Shaolin Cowboy definitely wins the prize for coolest cover, looking like a beat up pulp, letting you grab crazy snippets of whatever wild story lays beneath. Of course, those pulp pages and whatever the contain can't be half as crazy as what unfolds within the pages of this issue. Geoff Darrow's talent for incredible detail combined with incredible scope can be classified only as absurd. Since the Cowboy is roaming the dessert (and he's already killed everyone else in the dessert in the previous issues) you'd think that there wasn't much else for Darrow to draw. That is, until he makes a massive lizard beast rise from the ground with an entire city on its back and swallow the Cowboy so he must adventure on its insides filled with its own eco-system of birds, sharks, brokedown cars, and corpses. I'd also like to say that the stock that this book is printed on smells fantastic. That's right, the book itself smells great.

Those of you not creeped out enough by my "this book smells great" comment to run away are probably appreciators of the Goon too. This issue was chock full of punching, machine guns, zombie monster children born of tumors, and the incontinent elderly. Imagine all that brought to you by the art of Eric Powell. Magnificent, isn't it? What little dialogue there is to this issue is mostly devoted to Powell's sick humor as the characters make wisecracks about yellow snow or wearing a zombie as a hat (Zombie Priest made a funny!). Still, without any nasty expository dialogue to get in the way, Powell sets up the throw down to come between Goon and the Zombie Priest... especially now that those tumor babies burned down the ol' watering hole. Yeh, that would piss me off something fierce. Plus, there's a nice little homage/parody of Hitchcock's The Birds to start the issue off which had me smiling.

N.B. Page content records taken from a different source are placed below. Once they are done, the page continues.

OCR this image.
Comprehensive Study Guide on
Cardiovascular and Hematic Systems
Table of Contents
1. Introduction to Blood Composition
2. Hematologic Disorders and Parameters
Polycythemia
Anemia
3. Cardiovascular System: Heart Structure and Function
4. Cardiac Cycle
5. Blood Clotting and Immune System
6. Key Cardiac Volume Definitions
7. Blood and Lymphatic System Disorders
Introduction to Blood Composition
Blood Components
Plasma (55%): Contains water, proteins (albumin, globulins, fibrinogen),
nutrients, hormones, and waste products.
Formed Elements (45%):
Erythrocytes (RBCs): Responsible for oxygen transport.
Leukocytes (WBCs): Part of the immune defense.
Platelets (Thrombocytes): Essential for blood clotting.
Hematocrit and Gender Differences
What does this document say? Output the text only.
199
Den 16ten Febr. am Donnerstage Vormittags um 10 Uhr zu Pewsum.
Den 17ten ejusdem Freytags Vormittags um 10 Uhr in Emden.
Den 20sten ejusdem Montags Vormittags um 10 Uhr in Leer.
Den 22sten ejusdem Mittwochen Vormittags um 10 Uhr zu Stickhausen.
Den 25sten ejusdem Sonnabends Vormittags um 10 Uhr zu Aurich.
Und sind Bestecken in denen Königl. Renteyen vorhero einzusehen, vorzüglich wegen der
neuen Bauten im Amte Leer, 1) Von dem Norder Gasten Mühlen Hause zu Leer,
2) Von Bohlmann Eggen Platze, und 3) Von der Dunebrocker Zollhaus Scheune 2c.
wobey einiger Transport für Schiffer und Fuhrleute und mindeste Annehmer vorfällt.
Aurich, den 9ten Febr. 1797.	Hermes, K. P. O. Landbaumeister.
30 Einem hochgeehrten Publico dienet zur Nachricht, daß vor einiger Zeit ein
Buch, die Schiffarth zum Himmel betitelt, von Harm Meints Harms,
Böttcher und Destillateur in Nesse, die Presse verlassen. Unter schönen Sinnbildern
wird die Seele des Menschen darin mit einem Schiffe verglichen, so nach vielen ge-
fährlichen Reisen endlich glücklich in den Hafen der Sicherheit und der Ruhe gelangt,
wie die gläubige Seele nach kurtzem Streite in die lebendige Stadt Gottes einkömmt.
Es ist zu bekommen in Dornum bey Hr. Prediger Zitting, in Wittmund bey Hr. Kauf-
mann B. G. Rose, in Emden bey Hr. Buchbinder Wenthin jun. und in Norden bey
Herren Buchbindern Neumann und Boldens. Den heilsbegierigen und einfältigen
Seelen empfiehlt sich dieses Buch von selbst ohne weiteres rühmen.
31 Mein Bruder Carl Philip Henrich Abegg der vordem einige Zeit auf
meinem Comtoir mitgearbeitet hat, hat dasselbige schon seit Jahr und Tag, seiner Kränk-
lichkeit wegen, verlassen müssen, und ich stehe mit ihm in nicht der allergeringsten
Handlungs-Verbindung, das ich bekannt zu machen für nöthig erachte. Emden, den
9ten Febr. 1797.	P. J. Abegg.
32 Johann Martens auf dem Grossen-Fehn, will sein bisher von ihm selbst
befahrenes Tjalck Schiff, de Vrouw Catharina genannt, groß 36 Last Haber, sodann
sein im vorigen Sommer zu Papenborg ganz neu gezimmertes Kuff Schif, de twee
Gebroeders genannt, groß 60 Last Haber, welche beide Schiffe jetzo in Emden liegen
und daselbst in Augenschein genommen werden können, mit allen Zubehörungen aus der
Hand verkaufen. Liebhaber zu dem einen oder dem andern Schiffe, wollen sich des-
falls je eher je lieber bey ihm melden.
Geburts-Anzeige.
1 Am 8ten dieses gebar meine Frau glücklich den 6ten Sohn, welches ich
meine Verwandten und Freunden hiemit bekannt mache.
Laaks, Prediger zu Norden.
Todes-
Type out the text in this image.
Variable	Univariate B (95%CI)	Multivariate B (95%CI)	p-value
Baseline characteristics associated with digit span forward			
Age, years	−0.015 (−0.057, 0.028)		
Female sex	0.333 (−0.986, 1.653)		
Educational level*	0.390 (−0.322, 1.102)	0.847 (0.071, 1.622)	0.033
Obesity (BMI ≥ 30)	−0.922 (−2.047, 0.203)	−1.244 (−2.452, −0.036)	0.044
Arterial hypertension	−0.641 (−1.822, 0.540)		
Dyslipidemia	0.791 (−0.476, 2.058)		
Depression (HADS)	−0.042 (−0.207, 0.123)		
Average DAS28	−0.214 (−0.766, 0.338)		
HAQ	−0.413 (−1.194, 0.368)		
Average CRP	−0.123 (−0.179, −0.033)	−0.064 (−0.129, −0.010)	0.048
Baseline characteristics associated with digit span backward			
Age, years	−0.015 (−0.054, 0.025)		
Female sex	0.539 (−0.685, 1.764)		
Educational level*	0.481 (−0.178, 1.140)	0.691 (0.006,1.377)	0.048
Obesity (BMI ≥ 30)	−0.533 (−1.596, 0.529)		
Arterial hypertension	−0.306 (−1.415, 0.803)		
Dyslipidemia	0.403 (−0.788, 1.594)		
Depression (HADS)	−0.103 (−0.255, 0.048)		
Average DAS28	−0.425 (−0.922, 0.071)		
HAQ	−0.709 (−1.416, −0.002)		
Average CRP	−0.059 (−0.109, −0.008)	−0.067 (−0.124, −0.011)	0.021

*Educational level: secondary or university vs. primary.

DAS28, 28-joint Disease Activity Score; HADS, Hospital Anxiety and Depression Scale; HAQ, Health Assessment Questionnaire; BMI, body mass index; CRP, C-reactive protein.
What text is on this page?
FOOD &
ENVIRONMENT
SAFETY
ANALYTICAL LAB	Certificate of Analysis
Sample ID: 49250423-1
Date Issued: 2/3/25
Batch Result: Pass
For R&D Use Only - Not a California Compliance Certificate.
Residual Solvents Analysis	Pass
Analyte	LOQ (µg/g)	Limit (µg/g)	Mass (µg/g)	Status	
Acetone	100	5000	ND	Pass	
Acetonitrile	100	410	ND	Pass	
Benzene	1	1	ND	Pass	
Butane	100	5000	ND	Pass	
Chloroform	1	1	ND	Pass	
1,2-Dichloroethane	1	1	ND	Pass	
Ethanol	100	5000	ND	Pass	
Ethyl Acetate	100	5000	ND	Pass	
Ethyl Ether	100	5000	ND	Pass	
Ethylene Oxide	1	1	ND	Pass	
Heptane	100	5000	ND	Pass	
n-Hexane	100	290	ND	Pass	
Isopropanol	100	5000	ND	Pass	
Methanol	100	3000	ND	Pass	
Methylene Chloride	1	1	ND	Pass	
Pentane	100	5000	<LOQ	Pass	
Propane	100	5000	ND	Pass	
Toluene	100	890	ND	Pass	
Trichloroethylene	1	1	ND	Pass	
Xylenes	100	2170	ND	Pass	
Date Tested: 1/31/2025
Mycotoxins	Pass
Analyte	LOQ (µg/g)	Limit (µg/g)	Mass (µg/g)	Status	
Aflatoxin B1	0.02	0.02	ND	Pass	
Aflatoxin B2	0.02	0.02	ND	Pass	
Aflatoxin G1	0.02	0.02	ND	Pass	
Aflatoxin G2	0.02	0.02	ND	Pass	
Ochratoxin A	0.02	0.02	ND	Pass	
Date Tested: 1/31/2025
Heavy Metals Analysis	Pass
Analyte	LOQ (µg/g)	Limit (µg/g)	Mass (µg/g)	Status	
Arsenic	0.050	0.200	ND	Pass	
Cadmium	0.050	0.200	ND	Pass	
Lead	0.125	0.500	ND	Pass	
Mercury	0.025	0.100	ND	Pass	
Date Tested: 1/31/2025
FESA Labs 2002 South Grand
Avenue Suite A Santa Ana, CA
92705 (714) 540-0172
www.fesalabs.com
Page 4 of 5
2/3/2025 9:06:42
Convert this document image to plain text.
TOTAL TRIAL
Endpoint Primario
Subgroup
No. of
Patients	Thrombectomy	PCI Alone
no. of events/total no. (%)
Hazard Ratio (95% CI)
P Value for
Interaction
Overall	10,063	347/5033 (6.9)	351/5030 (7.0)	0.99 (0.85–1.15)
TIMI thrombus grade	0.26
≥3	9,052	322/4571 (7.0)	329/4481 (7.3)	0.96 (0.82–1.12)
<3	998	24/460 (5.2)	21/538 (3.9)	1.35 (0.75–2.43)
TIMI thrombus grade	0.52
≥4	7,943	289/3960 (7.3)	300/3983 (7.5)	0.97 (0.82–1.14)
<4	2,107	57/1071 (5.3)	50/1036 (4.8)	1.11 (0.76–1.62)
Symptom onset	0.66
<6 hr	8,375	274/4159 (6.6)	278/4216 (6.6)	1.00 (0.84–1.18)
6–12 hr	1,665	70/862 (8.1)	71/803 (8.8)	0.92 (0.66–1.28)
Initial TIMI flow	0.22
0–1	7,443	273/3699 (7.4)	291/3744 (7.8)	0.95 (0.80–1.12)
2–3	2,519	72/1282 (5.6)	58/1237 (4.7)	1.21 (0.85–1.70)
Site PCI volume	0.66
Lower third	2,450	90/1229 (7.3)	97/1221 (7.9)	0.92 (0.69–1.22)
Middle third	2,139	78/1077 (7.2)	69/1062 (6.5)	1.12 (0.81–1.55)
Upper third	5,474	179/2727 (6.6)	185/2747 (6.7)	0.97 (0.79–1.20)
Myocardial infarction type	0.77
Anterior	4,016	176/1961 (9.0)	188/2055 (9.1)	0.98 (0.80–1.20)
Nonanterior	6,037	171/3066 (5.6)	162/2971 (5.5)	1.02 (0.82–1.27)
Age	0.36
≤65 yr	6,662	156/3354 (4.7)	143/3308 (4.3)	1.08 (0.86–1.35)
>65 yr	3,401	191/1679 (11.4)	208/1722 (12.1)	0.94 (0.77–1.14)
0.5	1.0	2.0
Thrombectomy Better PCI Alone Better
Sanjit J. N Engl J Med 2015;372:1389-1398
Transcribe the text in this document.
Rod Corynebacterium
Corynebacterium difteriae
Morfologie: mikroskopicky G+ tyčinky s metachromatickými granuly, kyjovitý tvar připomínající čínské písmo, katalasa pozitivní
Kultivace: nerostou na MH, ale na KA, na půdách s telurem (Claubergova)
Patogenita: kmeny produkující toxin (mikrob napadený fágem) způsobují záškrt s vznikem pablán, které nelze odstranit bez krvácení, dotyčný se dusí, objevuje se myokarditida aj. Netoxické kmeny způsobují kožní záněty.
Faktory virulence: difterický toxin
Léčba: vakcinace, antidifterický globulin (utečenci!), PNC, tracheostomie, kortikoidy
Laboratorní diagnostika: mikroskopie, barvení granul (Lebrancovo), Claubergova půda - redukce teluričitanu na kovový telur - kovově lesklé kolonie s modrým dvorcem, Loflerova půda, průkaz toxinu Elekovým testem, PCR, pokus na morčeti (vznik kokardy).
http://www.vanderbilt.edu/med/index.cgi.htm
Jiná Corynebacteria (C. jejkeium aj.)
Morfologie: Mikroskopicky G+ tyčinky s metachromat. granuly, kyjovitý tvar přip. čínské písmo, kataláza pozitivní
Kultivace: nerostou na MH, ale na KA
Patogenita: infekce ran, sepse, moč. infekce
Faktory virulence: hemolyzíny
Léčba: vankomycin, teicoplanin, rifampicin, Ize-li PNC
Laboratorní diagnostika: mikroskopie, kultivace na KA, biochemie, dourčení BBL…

*Bonus points to whoever can identify where my bold headings come from...

17 April 2006

Technical Difficulties (CS)

You'll have to excuse the lack of posts lately. Just moved into a new apartment and still waiting on that internet connection. Del.icio.us posts should still be updating regularly though, so enjoy.

03 April 2006

Check It Out (CS)

In case you all haven't noticed, I've set up my Del.icio.us to be able to post to the blog in the sidebar. So to read what I've been reading just take a look and get clicking. Yes, this will be on the test.